Once again, it was Rudy Gay’s ability to go 1-on-5 that kept the Spurs alive for long stretches. He looked smooth on the offensive end, his jumper has perfect rotation right now and I thought his passing was much improved. Defensively, he tried hard in the paint but couldn’t do much out on the perimeter.
A lot like the Sixers contest, Keldon Johnson was timid coming out of the gates but he eventually hit his stride. His three-point shooting continues to look much improved. When Johnson puts his head down to attack the rim, he’s difficult to stop — especially when he takes his time. Defensively, he was competing for 94 feet and helping on the boards.
Another reason why the Spurs were able to hang around was the play of Patty Mills. Offensively, he hit a number of tough shots, continually probed to create for himself and others, and his decision-making was really good. Defensively, he scratched and clawed as best as he can.
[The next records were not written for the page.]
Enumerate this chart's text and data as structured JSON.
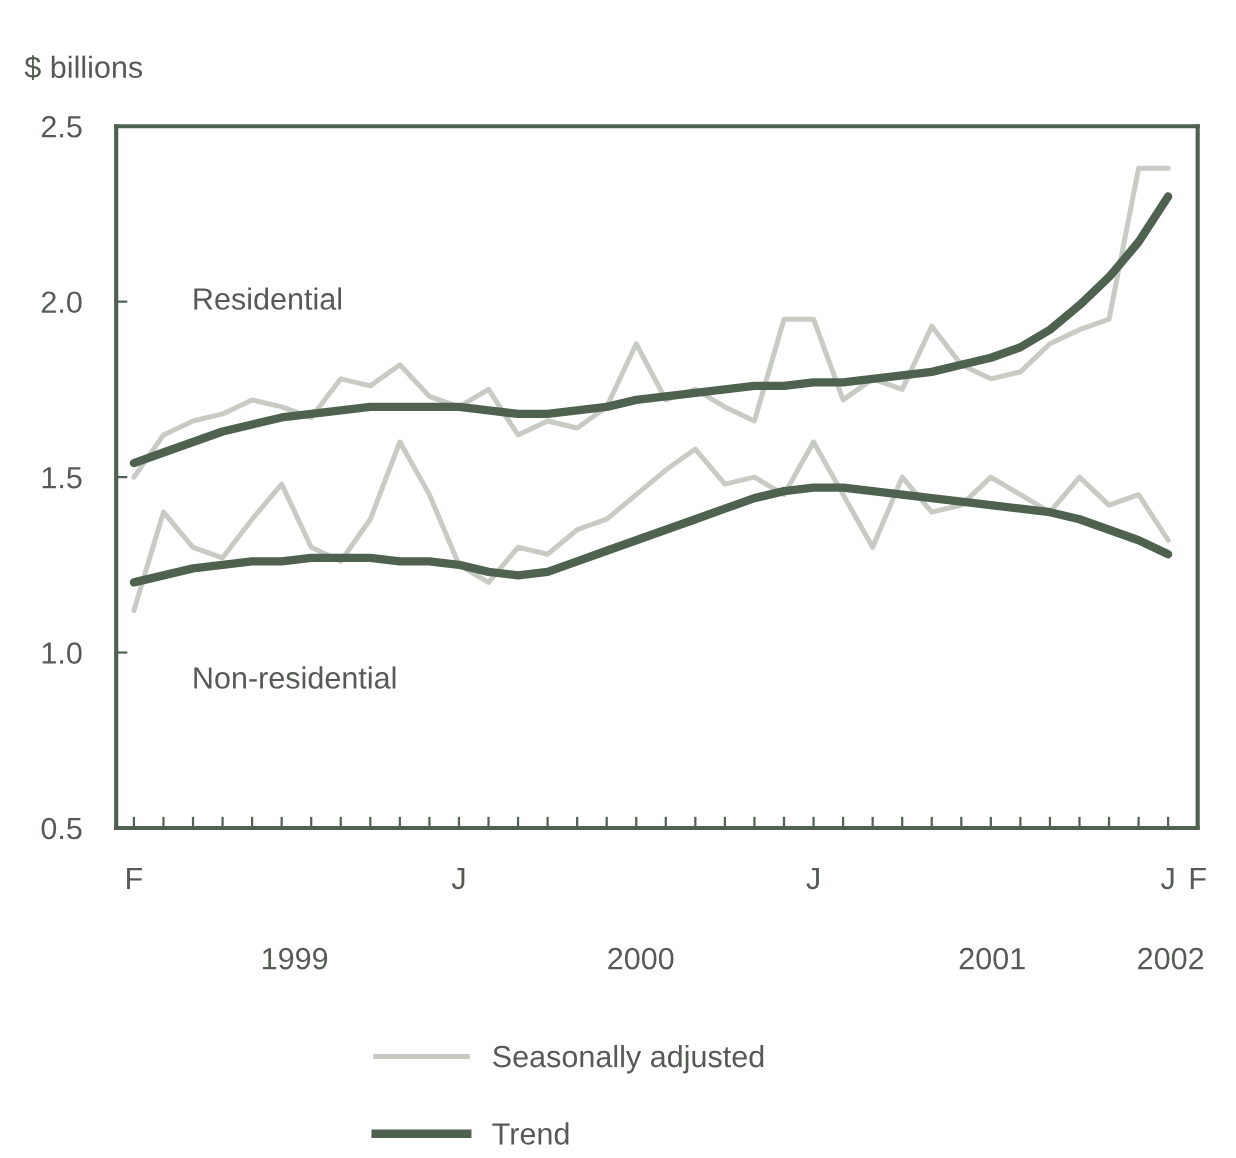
{
  "chart_data": {
    "type": "line",
    "ylabel": "$ billions",
    "categories": [
      "F",
      null,
      null,
      null,
      null,
      null,
      null,
      null,
      null,
      null,
      null,
      "J",
      null,
      null,
      null,
      null,
      null,
      null,
      null,
      null,
      null,
      null,
      null,
      "J",
      null,
      null,
      null,
      null,
      null,
      null,
      null,
      null,
      null,
      null,
      null,
      "J",
      "F"
    ],
    "series": [
      {
        "name": "Seasonally adjusted",
        "color": "#c8cbc4",
        "values": [
          1.5,
          1.62,
          1.66,
          1.68,
          1.72,
          1.7,
          1.67,
          1.78,
          1.76,
          1.82,
          1.73,
          1.7,
          1.75,
          1.62,
          1.66,
          1.64,
          1.7,
          1.88,
          1.72,
          1.75,
          1.7,
          1.66,
          1.95,
          1.95,
          1.72,
          1.78,
          1.75,
          1.93,
          1.82,
          1.78,
          1.8,
          1.88,
          1.92,
          1.95,
          2.38,
          2.38,
          null
        ]
      },
      {
        "color": "#c8cbc4",
        "values": [
          1.12,
          1.4,
          1.3,
          1.27,
          1.38,
          1.48,
          1.3,
          1.26,
          1.38,
          1.6,
          1.45,
          1.25,
          1.2,
          1.3,
          1.28,
          1.35,
          1.38,
          1.45,
          1.52,
          1.58,
          1.48,
          1.5,
          1.45,
          1.6,
          1.45,
          1.3,
          1.5,
          1.4,
          1.42,
          1.5,
          1.45,
          1.4,
          1.5,
          1.42,
          1.45,
          1.32,
          null
        ]
      },
      {
        "name": "Trend",
        "color": "#4f6250",
        "values": [
          1.54,
          1.57,
          1.6,
          1.63,
          1.65,
          1.67,
          1.68,
          1.69,
          1.7,
          1.7,
          1.7,
          1.7,
          1.69,
          1.68,
          1.68,
          1.69,
          1.7,
          1.72,
          1.73,
          1.74,
          1.75,
          1.76,
          1.76,
          1.77,
          1.77,
          1.78,
          1.79,
          1.8,
          1.82,
          1.84,
          1.87,
          1.92,
          1.99,
          2.07,
          2.17,
          2.3,
          null
        ]
      },
      {
        "color": "#4f6250",
        "values": [
          1.2,
          1.22,
          1.24,
          1.25,
          1.26,
          1.26,
          1.27,
          1.27,
          1.27,
          1.26,
          1.26,
          1.25,
          1.23,
          1.22,
          1.23,
          1.26,
          1.29,
          1.32,
          1.35,
          1.38,
          1.41,
          1.44,
          1.46,
          1.47,
          1.47,
          1.46,
          1.45,
          1.44,
          1.43,
          1.42,
          1.41,
          1.4,
          1.38,
          1.35,
          1.32,
          1.28,
          null
        ]
      }
    ],
    "annotations": [
      "Residential",
      "Non-residential",
      "1999",
      "2000",
      "2001",
      "2002"
    ],
    "ylim": [
      0.5,
      2.5
    ],
    "yticks": [
      0.5,
      {
        "value": 1,
        "label": "1.0"
      },
      1.5,
      {
        "value": 2,
        "label": "2.0"
      },
      2.5
    ],
    "legend": "bottom",
    "grid": false,
    "marker": "none",
    "line_style": "solid"
  }
}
I thought this was Drew Eubanks best game so far. Offensively, he’s a strong finisher and he has a nice touch away from the rim. His hands seem to be getting better and better and it’s obvious that he’s becoming a lot more comfortable. Defensively, he still needs to refine his approach but he wasn’t bashful about getting his hands dirty.
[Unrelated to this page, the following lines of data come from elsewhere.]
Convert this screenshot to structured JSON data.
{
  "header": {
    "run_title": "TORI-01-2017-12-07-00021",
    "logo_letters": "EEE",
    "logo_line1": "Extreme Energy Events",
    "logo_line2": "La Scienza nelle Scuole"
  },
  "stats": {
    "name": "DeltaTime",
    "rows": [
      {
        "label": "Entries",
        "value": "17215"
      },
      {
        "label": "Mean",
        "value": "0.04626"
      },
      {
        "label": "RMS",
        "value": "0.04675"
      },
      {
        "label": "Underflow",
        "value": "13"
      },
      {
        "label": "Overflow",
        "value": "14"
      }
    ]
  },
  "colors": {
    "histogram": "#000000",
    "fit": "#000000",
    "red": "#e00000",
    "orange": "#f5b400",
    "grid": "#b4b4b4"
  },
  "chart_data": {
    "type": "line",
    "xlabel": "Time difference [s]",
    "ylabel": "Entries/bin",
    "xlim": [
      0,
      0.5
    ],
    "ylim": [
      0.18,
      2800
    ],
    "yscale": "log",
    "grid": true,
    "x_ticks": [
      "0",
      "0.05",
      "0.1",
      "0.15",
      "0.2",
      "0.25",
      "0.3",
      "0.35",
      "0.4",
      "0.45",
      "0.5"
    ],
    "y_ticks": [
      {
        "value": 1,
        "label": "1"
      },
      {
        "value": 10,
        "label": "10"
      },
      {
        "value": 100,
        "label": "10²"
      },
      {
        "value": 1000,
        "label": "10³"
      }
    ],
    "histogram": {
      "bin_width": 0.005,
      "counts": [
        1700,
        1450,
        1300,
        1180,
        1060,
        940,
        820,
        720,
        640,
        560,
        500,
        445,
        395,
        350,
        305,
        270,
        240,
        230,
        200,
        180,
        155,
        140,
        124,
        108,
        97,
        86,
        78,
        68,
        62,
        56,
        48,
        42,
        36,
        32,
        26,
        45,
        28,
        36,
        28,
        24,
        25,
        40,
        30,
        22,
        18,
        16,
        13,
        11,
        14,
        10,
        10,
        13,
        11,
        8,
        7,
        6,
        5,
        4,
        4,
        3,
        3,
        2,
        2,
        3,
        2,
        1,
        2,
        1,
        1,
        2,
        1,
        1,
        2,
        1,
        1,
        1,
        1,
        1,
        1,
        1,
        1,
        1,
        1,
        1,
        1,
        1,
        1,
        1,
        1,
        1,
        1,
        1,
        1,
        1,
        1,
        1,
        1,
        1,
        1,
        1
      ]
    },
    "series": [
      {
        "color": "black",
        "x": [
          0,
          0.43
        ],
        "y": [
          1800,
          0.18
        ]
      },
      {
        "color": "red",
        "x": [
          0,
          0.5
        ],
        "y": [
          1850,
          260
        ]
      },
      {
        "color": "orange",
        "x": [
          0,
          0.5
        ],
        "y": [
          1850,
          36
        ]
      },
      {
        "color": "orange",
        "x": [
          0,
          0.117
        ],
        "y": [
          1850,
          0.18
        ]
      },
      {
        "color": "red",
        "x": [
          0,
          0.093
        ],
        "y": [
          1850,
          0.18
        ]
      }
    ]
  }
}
Quinndary Weatherspoon didn’t do a whole lot on the offensive end in his nine minutes of play. Defensively, though, he continues to look like a plus. He can stay in front of his man, rotates to help with muscle and IQ, and provides a surprising ability to knock heads in the paint.
I can’t complain too much about how Pop coached the game. If winning were the number one priority, more minutes for DeRozan, Gay and Mills would have helped the cause. But that’s not the main priority right now so the young players getting extra minutes was good to see. I’m pleased that Pop seems completely engaged and is reading and reacting well to what’s happening on the court — especially since there were times earlier in the season when I wasn’t even sure he was even watching the game.